The latest controversy comes shortly after at least six clergymen and two lay members from three denominations were reportedly detained in seperate incidents by the National Intelligence and Security Services (NISS) since December last year.


Those detained include Christian activist and member of the Khartoum Bahri Church, Talahon Nigosi Kassa Ratta who was involved in organizing protests against government interference in SEPC’s affairs, activistrs said. He was reportedly detained December 14, 2015 and permitted one visit from his family at the end of that month at Kober prison. He has since been moved and remains in detention without charge, according to CSW investigators.

Following Ratta’s arrest, Reverend Hassan Abduraheem of the Sudan Church of Christ was reportedly detained on December 19 at his home and moved to an unknown location without charge or access to a lawyer or his family.

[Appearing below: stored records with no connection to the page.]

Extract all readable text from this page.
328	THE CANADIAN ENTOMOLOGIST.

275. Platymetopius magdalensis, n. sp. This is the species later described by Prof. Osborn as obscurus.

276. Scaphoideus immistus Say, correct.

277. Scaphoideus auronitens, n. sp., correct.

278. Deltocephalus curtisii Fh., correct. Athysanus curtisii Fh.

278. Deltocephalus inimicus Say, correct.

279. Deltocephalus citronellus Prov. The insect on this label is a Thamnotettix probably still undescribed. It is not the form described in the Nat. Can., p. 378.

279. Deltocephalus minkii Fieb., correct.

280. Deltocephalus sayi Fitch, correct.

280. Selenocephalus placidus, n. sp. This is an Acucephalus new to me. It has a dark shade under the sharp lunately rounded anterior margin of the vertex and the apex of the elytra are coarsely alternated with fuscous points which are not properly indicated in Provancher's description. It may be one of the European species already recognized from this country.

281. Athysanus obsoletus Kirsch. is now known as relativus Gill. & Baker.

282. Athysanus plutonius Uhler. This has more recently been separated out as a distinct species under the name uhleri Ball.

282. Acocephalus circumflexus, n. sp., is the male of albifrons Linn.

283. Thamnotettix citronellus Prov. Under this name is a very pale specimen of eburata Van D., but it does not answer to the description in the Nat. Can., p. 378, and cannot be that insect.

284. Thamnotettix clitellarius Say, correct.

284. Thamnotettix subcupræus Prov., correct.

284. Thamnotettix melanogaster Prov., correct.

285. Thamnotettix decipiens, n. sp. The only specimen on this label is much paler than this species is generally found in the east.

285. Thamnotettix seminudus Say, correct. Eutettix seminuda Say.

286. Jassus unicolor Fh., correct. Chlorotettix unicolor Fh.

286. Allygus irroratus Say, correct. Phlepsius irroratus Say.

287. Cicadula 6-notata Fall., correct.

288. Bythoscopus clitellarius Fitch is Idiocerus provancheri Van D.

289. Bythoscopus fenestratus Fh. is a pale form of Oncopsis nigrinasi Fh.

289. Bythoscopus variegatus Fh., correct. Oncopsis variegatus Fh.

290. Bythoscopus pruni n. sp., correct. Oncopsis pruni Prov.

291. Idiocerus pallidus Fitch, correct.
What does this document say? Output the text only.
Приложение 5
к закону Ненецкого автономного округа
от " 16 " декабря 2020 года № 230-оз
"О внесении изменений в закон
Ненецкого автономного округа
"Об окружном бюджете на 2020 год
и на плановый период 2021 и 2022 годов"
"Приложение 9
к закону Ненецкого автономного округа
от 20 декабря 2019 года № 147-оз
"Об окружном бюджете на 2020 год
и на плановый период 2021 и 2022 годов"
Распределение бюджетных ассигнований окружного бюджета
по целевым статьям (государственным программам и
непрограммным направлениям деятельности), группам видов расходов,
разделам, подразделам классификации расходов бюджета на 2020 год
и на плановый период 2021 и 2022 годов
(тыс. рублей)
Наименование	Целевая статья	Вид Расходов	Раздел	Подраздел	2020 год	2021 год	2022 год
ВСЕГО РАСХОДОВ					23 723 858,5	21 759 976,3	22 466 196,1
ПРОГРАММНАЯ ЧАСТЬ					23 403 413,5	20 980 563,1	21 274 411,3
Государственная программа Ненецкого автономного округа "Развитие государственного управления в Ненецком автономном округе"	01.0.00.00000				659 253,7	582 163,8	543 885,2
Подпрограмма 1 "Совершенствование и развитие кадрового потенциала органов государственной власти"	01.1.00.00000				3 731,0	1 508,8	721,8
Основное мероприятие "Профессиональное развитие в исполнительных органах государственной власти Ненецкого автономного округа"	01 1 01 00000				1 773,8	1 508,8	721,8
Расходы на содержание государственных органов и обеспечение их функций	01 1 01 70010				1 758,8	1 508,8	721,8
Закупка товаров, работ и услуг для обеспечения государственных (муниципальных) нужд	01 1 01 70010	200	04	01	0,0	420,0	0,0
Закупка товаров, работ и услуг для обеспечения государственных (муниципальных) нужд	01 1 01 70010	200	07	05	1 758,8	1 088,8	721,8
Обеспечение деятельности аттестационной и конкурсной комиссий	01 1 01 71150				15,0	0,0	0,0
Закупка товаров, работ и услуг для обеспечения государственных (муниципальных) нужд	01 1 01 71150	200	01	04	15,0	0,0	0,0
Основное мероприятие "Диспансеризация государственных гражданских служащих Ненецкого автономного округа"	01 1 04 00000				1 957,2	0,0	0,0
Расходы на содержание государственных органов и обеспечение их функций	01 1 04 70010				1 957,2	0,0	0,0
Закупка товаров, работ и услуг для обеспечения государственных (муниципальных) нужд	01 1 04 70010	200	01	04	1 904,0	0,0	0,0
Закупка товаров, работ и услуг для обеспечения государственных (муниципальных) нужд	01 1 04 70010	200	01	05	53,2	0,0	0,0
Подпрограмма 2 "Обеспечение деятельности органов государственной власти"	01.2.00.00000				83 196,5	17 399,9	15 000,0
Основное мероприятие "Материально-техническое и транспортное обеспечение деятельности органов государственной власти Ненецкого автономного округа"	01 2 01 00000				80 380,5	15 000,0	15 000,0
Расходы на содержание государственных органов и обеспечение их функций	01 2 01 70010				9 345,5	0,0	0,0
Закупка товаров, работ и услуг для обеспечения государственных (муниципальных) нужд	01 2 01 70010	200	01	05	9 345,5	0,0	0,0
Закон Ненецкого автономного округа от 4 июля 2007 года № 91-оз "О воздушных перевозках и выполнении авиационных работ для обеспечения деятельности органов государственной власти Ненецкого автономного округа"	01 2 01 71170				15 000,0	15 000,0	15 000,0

His wife said in published remarks that she is concerned about his health as he suffers from stomach ulcers. She has regularly submitted requests to visit him but they have apparently not been granted. “We call for an end to the campaign of harassment targeting church leaders and members, and for the immediate and unconditional release of Reverend Abduraheem and Mr Ratta,” Thomas said.

“Their detention for over three months without charge, and without regular access to their families or a legal representative amounts to arbitrary detention and violates the principles of fair trial articulated in article 14 of the International Covenant on Civil and Political Rights, to which Sudan is party.”

It comes at a time of turbulence in Sudan where two rounds of north-south civil war killed some 1.5 million people, and a continuing conflict in the western region of Darfur has driven two million people from their homes and killed more than 200,000, according to several estimates.  Sudan’s autocratic President Omar Hassan al-Bashir has denied wrongdoing against minorities, though he faces two international arrest warrants – issued by the International Criminal Court (ICC) in The Hague – on charges of genocide, war crimes and crimes against humanity.

Sudan, once the largest and one of the most geographically diverse states in Africa, split into two countries in July 2011 after the people of the south voted for independence. The government of Sudan allowed an independent South Sudan, where the mainly Christian and Animist people had for decades been struggling against rule by the Arab Muslim north.